Après le 7 mai, il s'est occupé avec ses deux assistants vietnamiens de prendre en charge les blessés qui arrivaient à Hanoï "parce qu'il n'y avait plus de médecin nulle part à l'hôpital Lanesssan. On en voyait passer à peine un toutes les semaines". Retour en France par avion via Calcutta, Karachi et Beyrouth : 30 heures de vol.

 

 

Pendant ces séjours, Henri Mauchamp était photographe-cinéaste amateur, équipé d'un Foca Universel en aluminium injecté chargé de pellicules couleur et de deux caméras 16 mm.

 

 

1955, il prend en charge le Service de la réforme à Bayonne, chargé de la gestion administrative des blessés de retour d'Indochine.
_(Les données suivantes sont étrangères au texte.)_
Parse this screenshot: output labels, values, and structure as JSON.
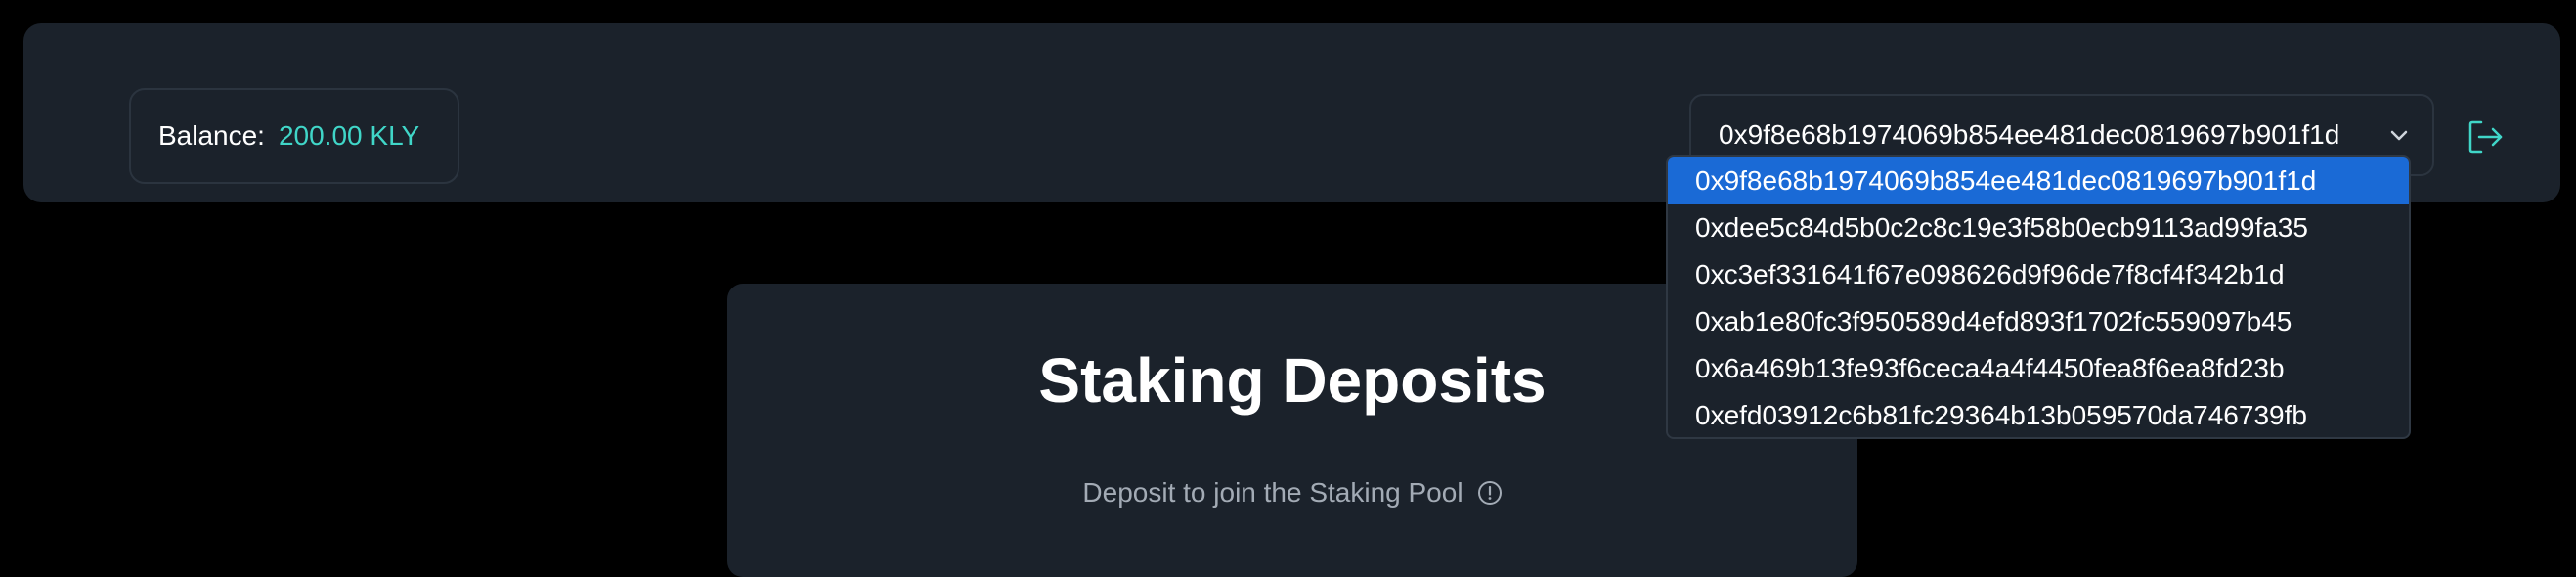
{
  "header": {
    "balance_label": "Balance:",
    "balance_value": "200.00 KLY",
    "selected_account": "0x9f8e68b1974069b854ee481dec0819697b901f1d",
    "logout_icon": "logout-icon"
  },
  "account_options": [
    "0x9f8e68b1974069b854ee481dec0819697b901f1d",
    "0xdee5c84d5b0c2c8c19e3f58b0ecb9113ad99fa35",
    "0xc3ef331641f67e098626d9f96de7f8cf4f342b1d",
    "0xab1e80fc3f950589d4efd893f1702fc559097b45",
    "0x6a469b13fe93f6ceca4a4f4450fea8f6ea8fd23b",
    "0xefd03912c6b81fc29364b13b059570da746739fb"
  ],
  "main": {
    "title": "Staking Deposits",
    "subtitle": "Deposit to join the Staking Pool"
  },
  "colors": {
    "accent": "#40d6c8",
    "panel": "#1b222b",
    "selected_option": "#1a6ad6"
  }
}
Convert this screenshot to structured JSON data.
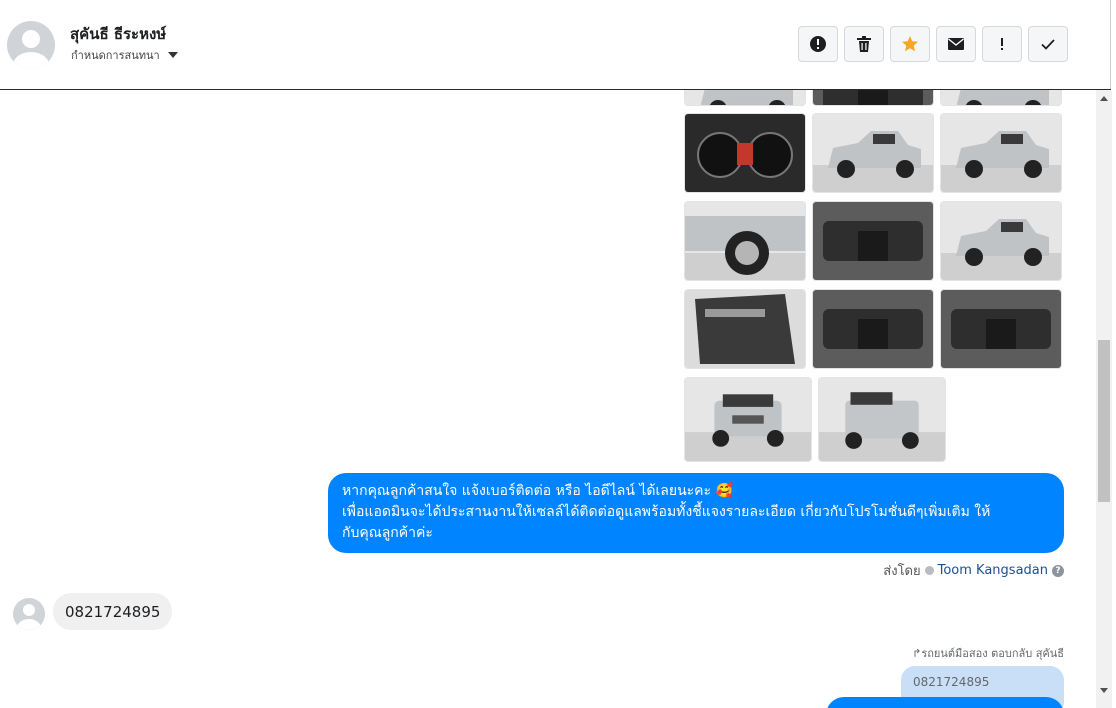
{
  "header": {
    "contact_name": "สุคันธี ธีระหงษ์",
    "assign_label": "กำหนดการสนทนา",
    "actions": [
      {
        "name": "spam-button",
        "icon": "alert-circle-icon"
      },
      {
        "name": "delete-button",
        "icon": "trash-icon"
      },
      {
        "name": "star-button",
        "icon": "star-icon",
        "color": "#f5a623"
      },
      {
        "name": "mark-unread-button",
        "icon": "envelope-icon"
      },
      {
        "name": "important-button",
        "icon": "exclamation-icon"
      },
      {
        "name": "done-button",
        "icon": "check-icon"
      }
    ]
  },
  "photos": {
    "count": 14,
    "subject": "gray pickup truck photos"
  },
  "messages": {
    "outgoing_lines": [
      "หากคุณลูกค้าสนใจ แจ้งเบอร์ติดต่อ หรือ ไอดีไลน์ ได้เลยนะคะ 🥰",
      "เพื่อแอดมินจะได้ประสานงานให้เซลล์ได้ติดต่อดูแลพร้อมทั้งชี้แจงรายละเอียด เกี่ยวกับโปรโมชั่นดีๆเพิ่มเติม ให้",
      "กับคุณลูกค้าค่ะ"
    ],
    "sent_by_label": "ส่งโดย",
    "sent_by_name": "Toom Kangsadan",
    "help_glyph": "?",
    "incoming_phone": "0821724895",
    "reply_note": "รถยนต์มือสอง ตอบกลับ สุคันธี",
    "quoted_text": "0821724895"
  },
  "colors": {
    "accent": "#0084ff",
    "quoted_bg": "#c9dff8",
    "incoming_bg": "#f0f0f0"
  }
}
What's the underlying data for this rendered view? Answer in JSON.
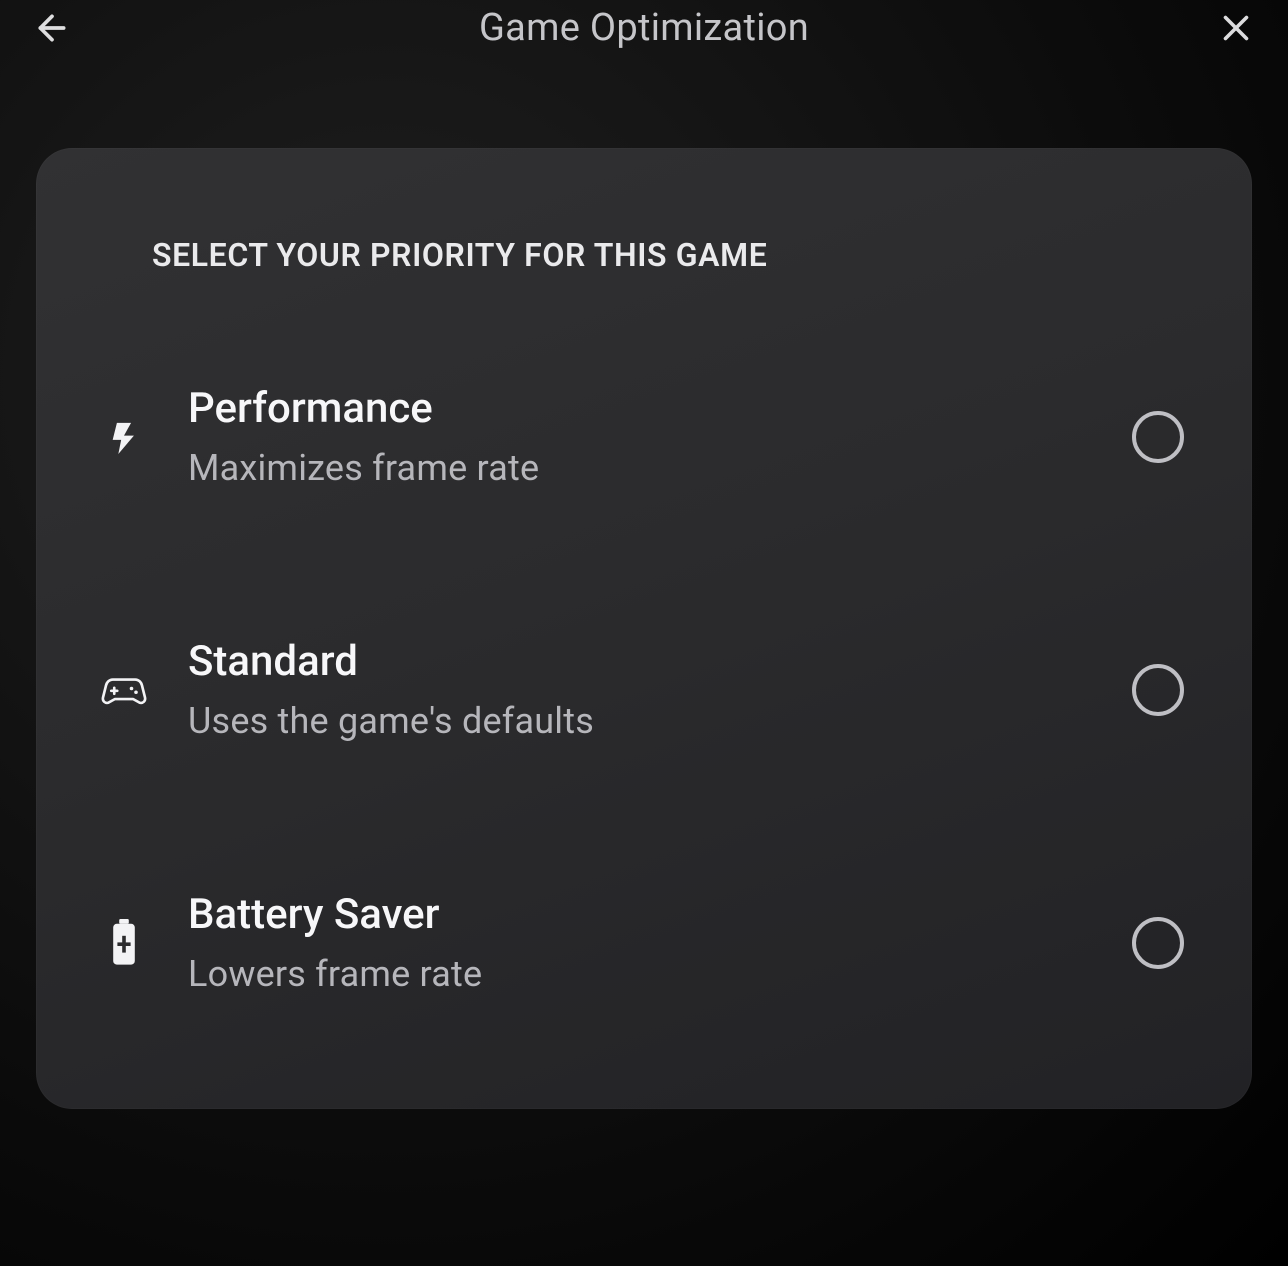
{
  "header": {
    "title": "Game Optimization"
  },
  "card": {
    "section_title": "SELECT YOUR PRIORITY FOR THIS GAME",
    "options": [
      {
        "title": "Performance",
        "subtitle": "Maximizes frame rate"
      },
      {
        "title": "Standard",
        "subtitle": "Uses the game's defaults"
      },
      {
        "title": "Battery Saver",
        "subtitle": "Lowers frame rate"
      }
    ]
  }
}
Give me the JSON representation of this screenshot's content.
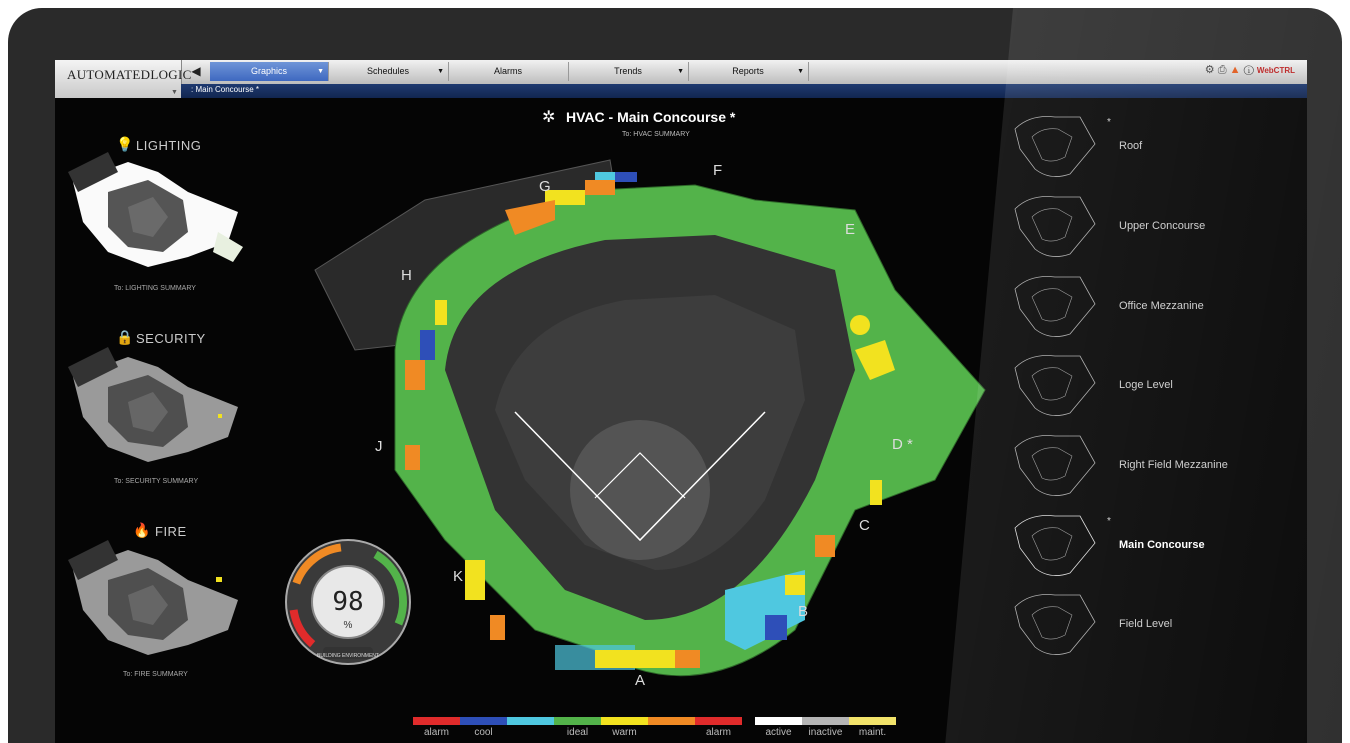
{
  "app": {
    "logo": "AUTOMATEDLOGIC",
    "logo_mark": "®"
  },
  "menu": [
    {
      "label": "Graphics"
    },
    {
      "label": "Schedules"
    },
    {
      "label": "Alarms"
    },
    {
      "label": "Trends"
    },
    {
      "label": "Reports"
    }
  ],
  "toolbar": {
    "webctrl": "WebCTRL"
  },
  "breadcrumb": ": Main Concourse *",
  "header": {
    "title": "HVAC  -  Main Concourse *",
    "subtitle": "To: HVAC SUMMARY"
  },
  "left_panels": [
    {
      "label": "LIGHTING",
      "link": "To: LIGHTING SUMMARY",
      "icon": "bulb-icon"
    },
    {
      "label": "SECURITY",
      "link": "To: SECURITY SUMMARY",
      "icon": "lock-icon"
    },
    {
      "label": "FIRE",
      "link": "To: FIRE SUMMARY",
      "icon": "flame-icon"
    }
  ],
  "levels": [
    {
      "label": "Roof",
      "star": "*"
    },
    {
      "label": "Upper Concourse"
    },
    {
      "label": "Office Mezzanine"
    },
    {
      "label": "Loge Level"
    },
    {
      "label": "Right Field Mezzanine"
    },
    {
      "label": "Main Concourse",
      "star": "*"
    },
    {
      "label": "Field Level"
    }
  ],
  "zones": [
    "A",
    "B",
    "C",
    "D *",
    "E",
    "F",
    "G",
    "H",
    "J",
    "K"
  ],
  "gauge": {
    "value": "98",
    "unit": "%",
    "caption": "BUILDING ENVIRONMENT"
  },
  "legend": [
    {
      "label": "alarm",
      "color": "#e02b2b"
    },
    {
      "label": "cool",
      "color": "#2e4fb8"
    },
    {
      "label": "",
      "color": "#4fc8e0"
    },
    {
      "label": "ideal",
      "color": "#53b34a"
    },
    {
      "label": "warm",
      "color": "#f2e21f"
    },
    {
      "label": "",
      "color": "#f08a24"
    },
    {
      "label": "alarm",
      "color": "#e02b2b"
    },
    {
      "label": "active",
      "color": "#ffffff"
    },
    {
      "label": "inactive",
      "color": "#b5b5b5"
    },
    {
      "label": "maint.",
      "color": "#f2e36a"
    }
  ]
}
Puis c'est le départ pour l'Algérie au sein du 2e RPC du colonel Chateau-Jobert (dit Conan, auquel succéda le colonel Henri Le Mire), à Koléa. Le C2 du 2 était le chef de bataillon Souquet, qui avait connu l'infirmier-photographe Mauchamp en Indochine. Il lui dit : "Hé bien tu tombes bien, tu vas reprendre le Service Photo en plus du Service des infirmiers".

 

les seules photos en couleur de l'Indochine

 

En fait de Services Photo et Infirmiers, Henri Mauchamp faisait aussi la cuisine pour ses patrons sur un réchaud Primus à pétrole dans l'infirmerie. "Je leur faisais de la soupe à l'oignon, des pâtes au fromage, des frites et tout ça. C'était meilleur qu'au Mess. "ça sent drôlement bon dans votre infirmerie, Mauchamp", me disait le colonel Le Mire".

 

le réchaud à pétrole russe Primus

 

1961, départ à Madagascar en bateau avec femme et enfants "dans une cabine pour nous quatre, en 2e classe, c'était du luxe pour un sergent-chef, avec accès à la piscine du bateau : une croisière de trois semaines". Après Madagascar, c'est la mutation au 65e RIMa à Albi comme infirmier-major de la subdivision militaire du Tarn. A cette époque là, après le Putsh, les parachutistes, interdits de béret amarante, étaient plutôt mal vus par une certaine catégorie de chefs de corps, et Henri Mauchamp décida de faire valoir ses droits à la retraite suite à un incident, quand le Médecin-Major de la subdivision, le colonel Fabre, qui le soutenait dans ses actions, quitta son poste. C'était en juin 1965.

 

Henri Mauchamp, titulaire de la Croix de guerre 39-45, Médaillé militaire, Chevalier de la Légion d'honneur, a fait don de sa collection de films et de photos à l'ECPAD.